A woman suffering cholera symptoms is carried to St. Catherine hospital, run by Doctors Without Borders, in the Cite Soleil slum in Port-au-Prince, Haiti, Monday Nov. 15, 2010. Thousands of people have been hospitalized for cholera across Haiti with symptoms including serious diarrhea, vomiting and fever and hundreds have died. |
PORT-AU-PRINCE, Haiti (AP) -- Protesters who hold U.N. soldiers from Nepal responsible for a deadly outbreak of cholera that has killed nearly 1,000 people barricaded Haiti's second-largest city on Monday, burning cars and stoning a peacekeeping base.
The protesters also blame the Nepalese unit there for the death of a Haitian youth at the base in August.
Demonstrations began in Cap-Haitien about 6 a.m. local time and within hours paralyzed much of the northern port city, national television reporter Johnny Joseph told The Associated Press by phone. An AP television cameraman trying to reach the area was repelled late Monday by protesters throwing rocks and bottles from a barricade.
Protesters have also targeted other U.N. bases and Haitian national police stations in the city. Haitian radio reported a police substation was burned.
U.N. soldiers and Haitian police fired tear gas and projectiles to disperse at least 1,000 protesters at the Nepalese base, Haitian radio reported. Joseph said a Haitian was killed in the melee, but had no details and the report could not be immediately confirmed.
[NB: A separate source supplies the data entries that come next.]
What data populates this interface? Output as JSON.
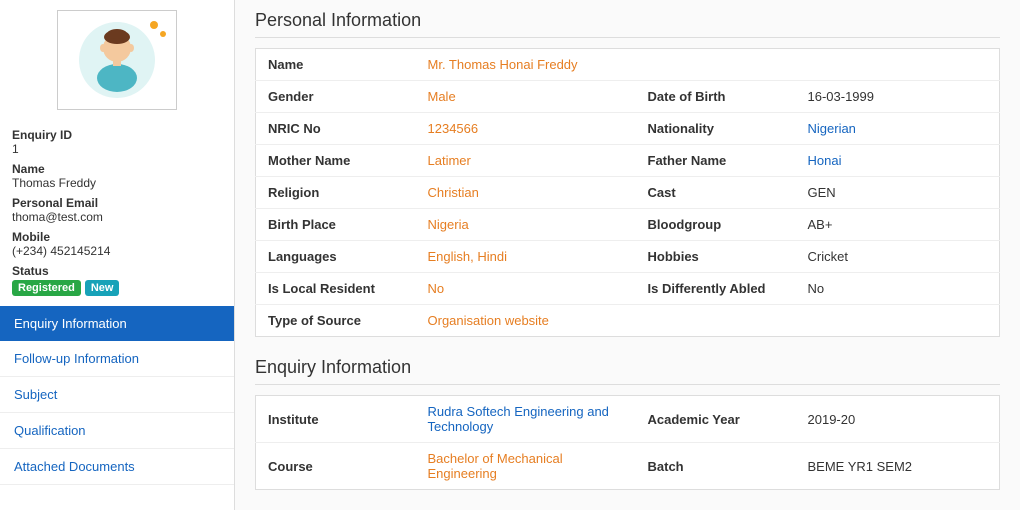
{
  "sidebar": {
    "enquiry_id_label": "Enquiry ID",
    "enquiry_id_value": "1",
    "name_label": "Name",
    "name_value": "Thomas Freddy",
    "email_label": "Personal Email",
    "email_value": "thoma@test.com",
    "mobile_label": "Mobile",
    "mobile_value": "(+234) 452145214",
    "status_label": "Status",
    "badge_registered": "Registered",
    "badge_new": "New",
    "nav_items": [
      {
        "label": "Enquiry Information",
        "active": true
      },
      {
        "label": "Follow-up Information",
        "active": false
      },
      {
        "label": "Subject",
        "active": false
      },
      {
        "label": "Qualification",
        "active": false
      },
      {
        "label": "Attached Documents",
        "active": false
      }
    ]
  },
  "personal_info": {
    "section_title": "Personal Information",
    "rows": [
      {
        "col1_label": "Name",
        "col1_value": "Mr. Thomas Honai Freddy",
        "col1_value_class": "val",
        "span": true
      },
      {
        "col1_label": "Gender",
        "col1_value": "Male",
        "col1_value_class": "val",
        "col2_label": "Date of Birth",
        "col2_value": "16-03-1999",
        "col2_value_class": "val2"
      },
      {
        "col1_label": "NRIC No",
        "col1_value": "1234566",
        "col1_value_class": "val",
        "col2_label": "Nationality",
        "col2_value": "Nigerian",
        "col2_value_class": "val-link"
      },
      {
        "col1_label": "Mother Name",
        "col1_value": "Latimer",
        "col1_value_class": "val",
        "col2_label": "Father Name",
        "col2_value": "Honai",
        "col2_value_class": "val-link"
      },
      {
        "col1_label": "Religion",
        "col1_value": "Christian",
        "col1_value_class": "val",
        "col2_label": "Cast",
        "col2_value": "GEN",
        "col2_value_class": "val2"
      },
      {
        "col1_label": "Birth Place",
        "col1_value": "Nigeria",
        "col1_value_class": "val",
        "col2_label": "Bloodgroup",
        "col2_value": "AB+",
        "col2_value_class": "val2"
      },
      {
        "col1_label": "Languages",
        "col1_value": "English, Hindi",
        "col1_value_class": "val",
        "col2_label": "Hobbies",
        "col2_value": "Cricket",
        "col2_value_class": "val2"
      },
      {
        "col1_label": "Is Local Resident",
        "col1_value": "No",
        "col1_value_class": "val",
        "col2_label": "Is Differently Abled",
        "col2_value": "No",
        "col2_value_class": "val2"
      },
      {
        "col1_label": "Type of Source",
        "col1_value": "Organisation website",
        "col1_value_class": "val",
        "span": true
      }
    ]
  },
  "enquiry_info": {
    "section_title": "Enquiry Information",
    "rows": [
      {
        "col1_label": "Institute",
        "col1_value": "Rudra Softech Engineering and Technology",
        "col1_value_class": "val-link",
        "col2_label": "Academic Year",
        "col2_value": "2019-20",
        "col2_value_class": "val2"
      },
      {
        "col1_label": "Course",
        "col1_value": "Bachelor of Mechanical Engineering",
        "col1_value_class": "val",
        "col2_label": "Batch",
        "col2_value": "BEME YR1 SEM2",
        "col2_value_class": "val2"
      }
    ]
  }
}
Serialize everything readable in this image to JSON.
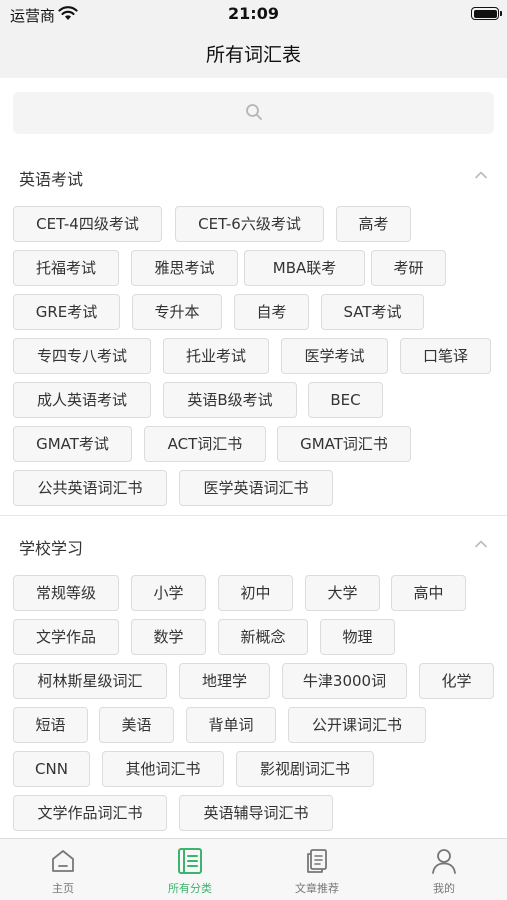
{
  "status": {
    "carrier": "运营商",
    "time": "21:09"
  },
  "nav": {
    "title": "所有词汇表"
  },
  "search": {
    "placeholder": ""
  },
  "colors": {
    "accent": "#3cb46e",
    "chip_bg": "#f7f7f7",
    "chip_border": "#dcdcdc"
  },
  "sections": [
    {
      "title": "英语考试",
      "items": [
        "CET-4四级考试",
        "CET-6六级考试",
        "高考",
        "托福考试",
        "雅思考试",
        "MBA联考",
        "考研",
        "GRE考试",
        "专升本",
        "自考",
        "SAT考试",
        "专四专八考试",
        "托业考试",
        "医学考试",
        "口笔译",
        "成人英语考试",
        "英语B级考试",
        "BEC",
        "GMAT考试",
        "ACT词汇书",
        "GMAT词汇书",
        "公共英语词汇书",
        "医学英语词汇书"
      ]
    },
    {
      "title": "学校学习",
      "items": [
        "常规等级",
        "小学",
        "初中",
        "大学",
        "高中",
        "文学作品",
        "数学",
        "新概念",
        "物理",
        "柯林斯星级词汇",
        "地理学",
        "牛津3000词",
        "化学",
        "短语",
        "美语",
        "背单词",
        "公开课词汇书",
        "CNN",
        "其他词汇书",
        "影视剧词汇书",
        "文学作品词汇书",
        "英语辅导词汇书"
      ]
    }
  ],
  "tabs": [
    {
      "label": "主页",
      "icon": "home-icon",
      "active": false
    },
    {
      "label": "所有分类",
      "icon": "book-list-icon",
      "active": true
    },
    {
      "label": "文章推荐",
      "icon": "article-icon",
      "active": false
    },
    {
      "label": "我的",
      "icon": "user-icon",
      "active": false
    }
  ]
}
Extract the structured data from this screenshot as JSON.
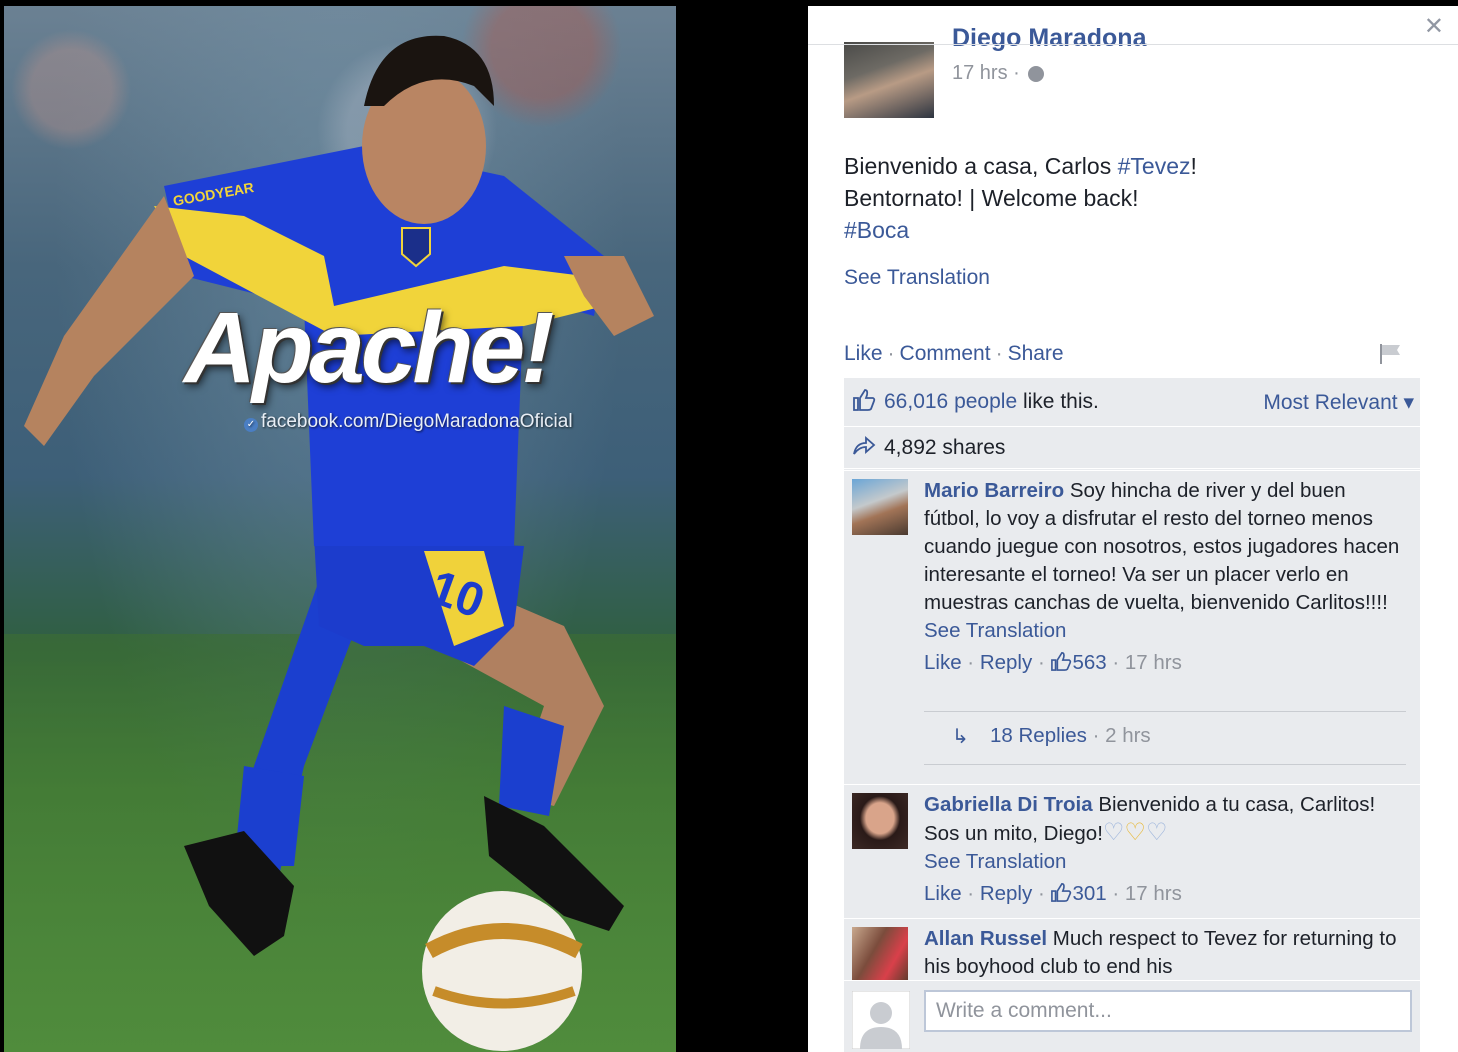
{
  "photo": {
    "overlay_text": "Apache!",
    "watermark": "facebook.com/DiegoMaradonaOficial",
    "shirt_text": "GOODYEAR",
    "shirt_number": "10"
  },
  "post": {
    "author": "Diego Maradona",
    "time": "17 hrs ·",
    "line1_prefix": "Bienvenido a casa, Carlos ",
    "line1_hashtag": "#Tevez",
    "line1_suffix": "!",
    "line2": "Bentornato! | Welcome back!",
    "line3_hashtag": "#Boca",
    "see_translation": "See Translation"
  },
  "actions": {
    "like": "Like",
    "comment": "Comment",
    "share": "Share",
    "sep": "·"
  },
  "ufi": {
    "likes_count": "66,016 people",
    "likes_suffix": " like this.",
    "shares": "4,892 shares",
    "sort": "Most Relevant"
  },
  "comments": [
    {
      "name": "Mario Barreiro",
      "text": " Soy hincha de river y del buen fútbol, lo voy a disfrutar el resto del torneo menos cuando juegue con nosotros, estos jugadores hacen interesante el torneo! Va ser un placer verlo en muestras canchas de vuelta, bienvenido Carlitos!!!!",
      "see_translation": "See Translation",
      "like": "Like",
      "reply": "Reply",
      "likes": "563",
      "time": "17 hrs",
      "replies": "18 Replies",
      "replies_time": "2 hrs"
    },
    {
      "name": "Gabriella Di Troia",
      "text": " Bienvenido a tu casa, Carlitos! Sos un mito, Diego!",
      "see_translation": "See Translation",
      "like": "Like",
      "reply": "Reply",
      "likes": "301",
      "time": "17 hrs"
    },
    {
      "name": "Allan Russel",
      "text": " Much respect to Tevez for returning to his boyhood club to end his"
    }
  ],
  "composer": {
    "placeholder": "Write a comment..."
  },
  "colors": {
    "link": "#3b5998",
    "ufi_bg": "#e9ebee",
    "muted": "#90949c"
  }
}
At least 12 Haitians have been injured, Radio Metropole reported. There have been no reports of injuries to U.N. personnel or other foreigners.
"We remain very concerned about the volatile situation in Cap-Haitien," U.N. mission spokesman Vincenzo Pugliese said.
He blamed political actors for stoking the unrest. "It looks like the demonstration began in three or four parts in the city in a simultaneous way that means it was planned ahead or organized," he said.
Radio Kiskeya reported an anti-U.N. protest in the central town of Hinche. The station reported six Nepalese peacekeepers were injured by rocks, but the U.N. mission said it had no reports of injuries to its personnel on Monday.
A small protest was also reported in the northwestern city of Gonaives, about halfway between Cap-Haitien and Port-au-Prince. U.N. police said it ended peacefully on Monday afternoon.
The protest comes as Haiti approaches national elections on Nov. 28. The cholera backlash is rooted both in fear of a disease previously unknown to Haiti and internationally shared suspicion that the U.N. base could have been a source of the infection.
A case of cholera had never before been documented in Haiti before it broke out about three weeks ago. Transmitted by feces, the disease can be all but prevented if people have access to safe drinking water and regularly wash their hands.
President Rene Preval addressed the nation on Sunday to dispel myths and educate people on good sanitation and hygiene.
But sanitary conditions don't exist in much of Haiti, and more than 14,600 people have hospitalized as the disease has spread across the countryside and to nearly all the country's major population centers, including the capital, Port-au-Prince. Doctors Without Borders and other medical aid groups have expressed concern that the outbreak could eventually sicken hundreds of thousands of people.
The suspicions surround a Nepalese base located several hours south of Cap-Haitien on the Artibonite River system, where the outbreak started. The soldiers arrived there in October following outbreaks in their home country and about a week before Haiti's epidemic was discovered.
The U.S. Centers for Disease Control and Prevention found that the strain now ravaging the country matched a strain specific to South Asia, but said they had not pinpointed its origin or how it arrived in Haiti.
Following an Associated Press investigation, the U.N. acknowledged that there were sanitation problems at the base, but says its soldiers were not responsible for the outbreak. No formal or independent investigation has taken place despite calls from Haitian human-rights groups and U.S. health care experts.
In the Dominican Republic, which shares the island of Hispaniola with Haiti, health officials banned used clothing from being sold in outdoor markets along the shared border as a precautionary measure to stop the disease's spread.
Last week, Dominican health authorities set up hand-washing stations, makeshift clinics, and latrines near vendor stalls on the border between the two countries. On Monday, Health Minister Bautista Rojas added to the safety measures by prohibiting market vendors from selling used clothing and shoes.